Он твердо сказал себе, что тридцатишестилетнему мужчине не подобает пускаться в такие авантюры. Все, баста! Шалостям конец! Прошли годы, и теперь он лишь посмеивался, вспоминая этот случай.

Став в юности атеистом, Фригейт, однако, не избавился от разъедающих душу сомнений. В девятнадцать лет он повстречал Боба Олвуда, парня из религиозной семьи, тоже пришедшего к безбожию. Родители Боба умерли от рака. Потрясение, вызванное их смертью, склонило его к мыслям о бессмертии. Он не мог представить, что отец и мать ушли навсегда, что он больше их не увидит. Боб стал посещать религиозные собрания и вновь обратился к вере.

В те годы Питер и Боб встречались довольно часто и не раз беседовали о религии, обсуждая достоверность библейских событий. Однажды Боб уговорил Пита пойти на собрание, где выступал с проповедью преподобный Роберт Рэнсом. Там, к своему собственному изумлению, молодой Фригейт ощутил глубокое волнение; он даже опустился перед пастором на колени, признавая Христа своим Господом.

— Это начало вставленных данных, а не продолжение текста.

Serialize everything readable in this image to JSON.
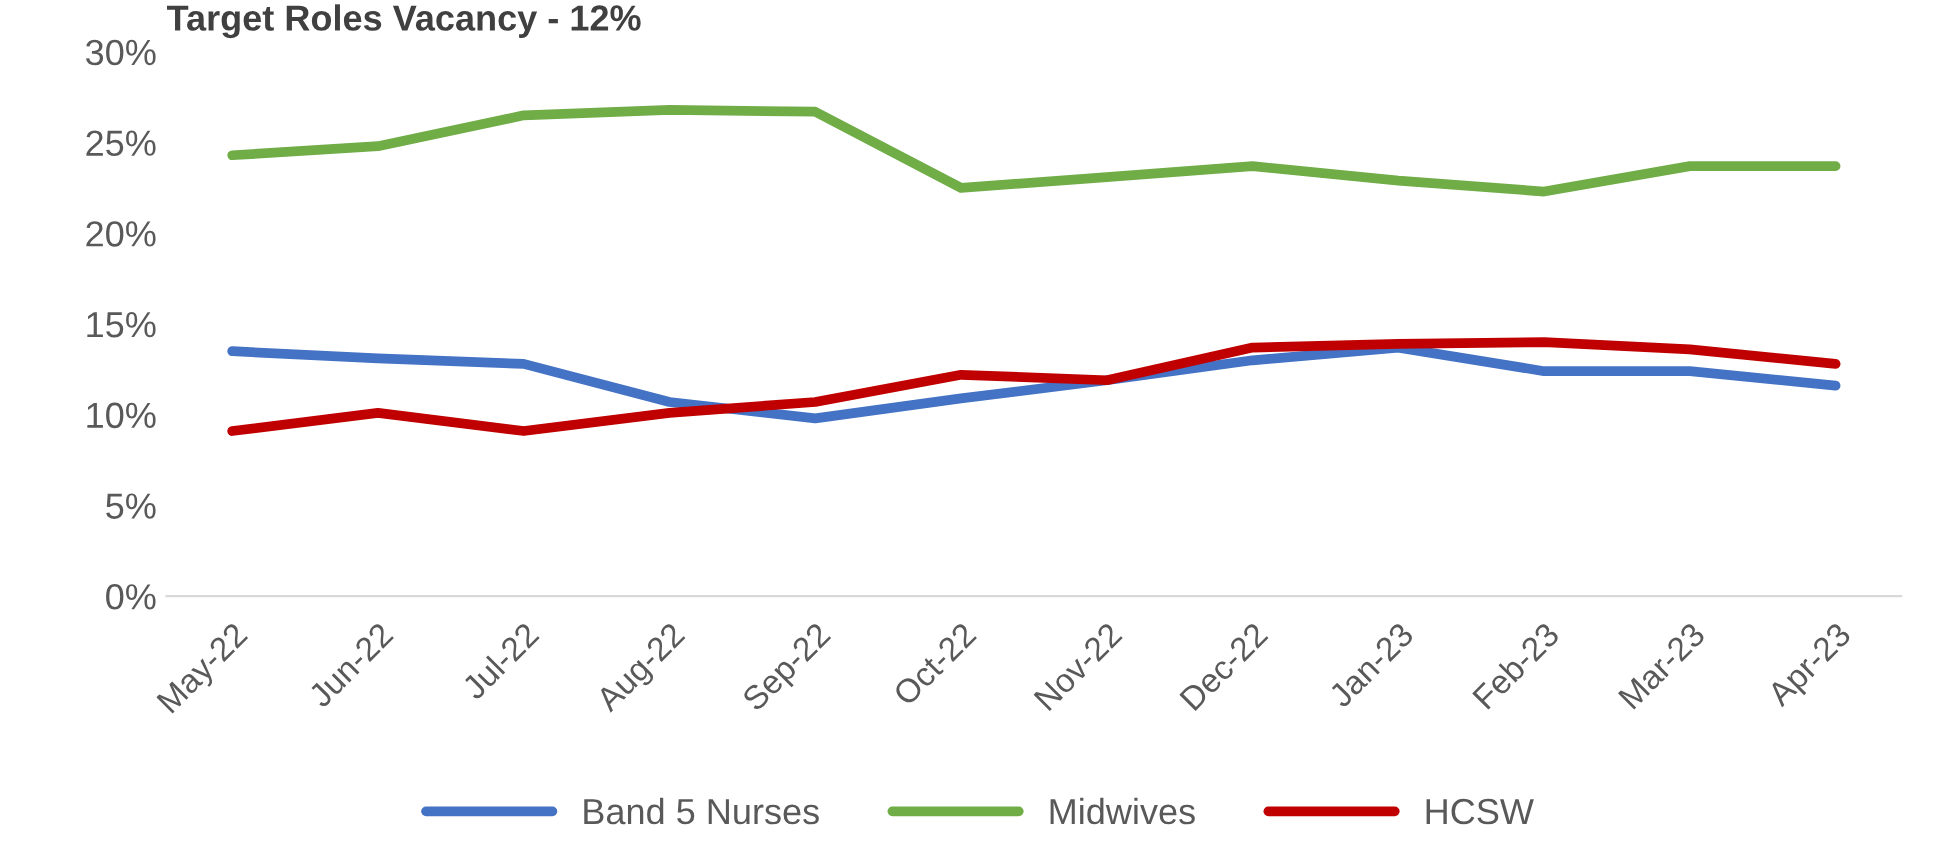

Правда, через месяц от его благочестия ничего не осталось. По выражению Олвуда он «впал в ересь» и «лишился благодати». Питер уверял Боба, что от неистовства веры его оттолкнула детская религиозная раздвоенность и излишняя эмоциональность новообращенных. Олвуд же продолжал убеждать его «бороться за спасение своей души».

Когда Питеру исполнилось шестьдесят, никого из его соучеников и друзей юности уже не было в живых, да он и сам прихварывал. Смерть была не за горами. В юности он часто обращался мыслью к судьбам миллиардов людей, живших до него, — они рождались, страдали, любили, смеялись, плакали, умирали. И те, что будут жить потом, тоже уйдут в небытие — вместе со своей скорбью, ненавистью, любовью… А с гибелью Земли все станут прахом — да, собственно, и праха не останется.

Тогда к чему все, что было, есть и будет? Если нет бессмертия, жизнь лишена смысла. Существовали люди, утверждавшие, что сама жизнь является оправданием жизни — в этом ее единственный смысл. Питеру подобные мысли казались глупым самообманом.

Неужели у человечества нет другой альтернативы, кроме загробного мира? Неужели люди — только безвольные, лицемерные, себялюбивые бедолаги? Впрочем, и звери тоже… Он не встретил ни одного человека, прожившего без греха, хотя и допускал их существование; несомненно, им надлежит получить бессмертие. Но Питер не верил тем, кого традиция и общество увенчали нимбом святости.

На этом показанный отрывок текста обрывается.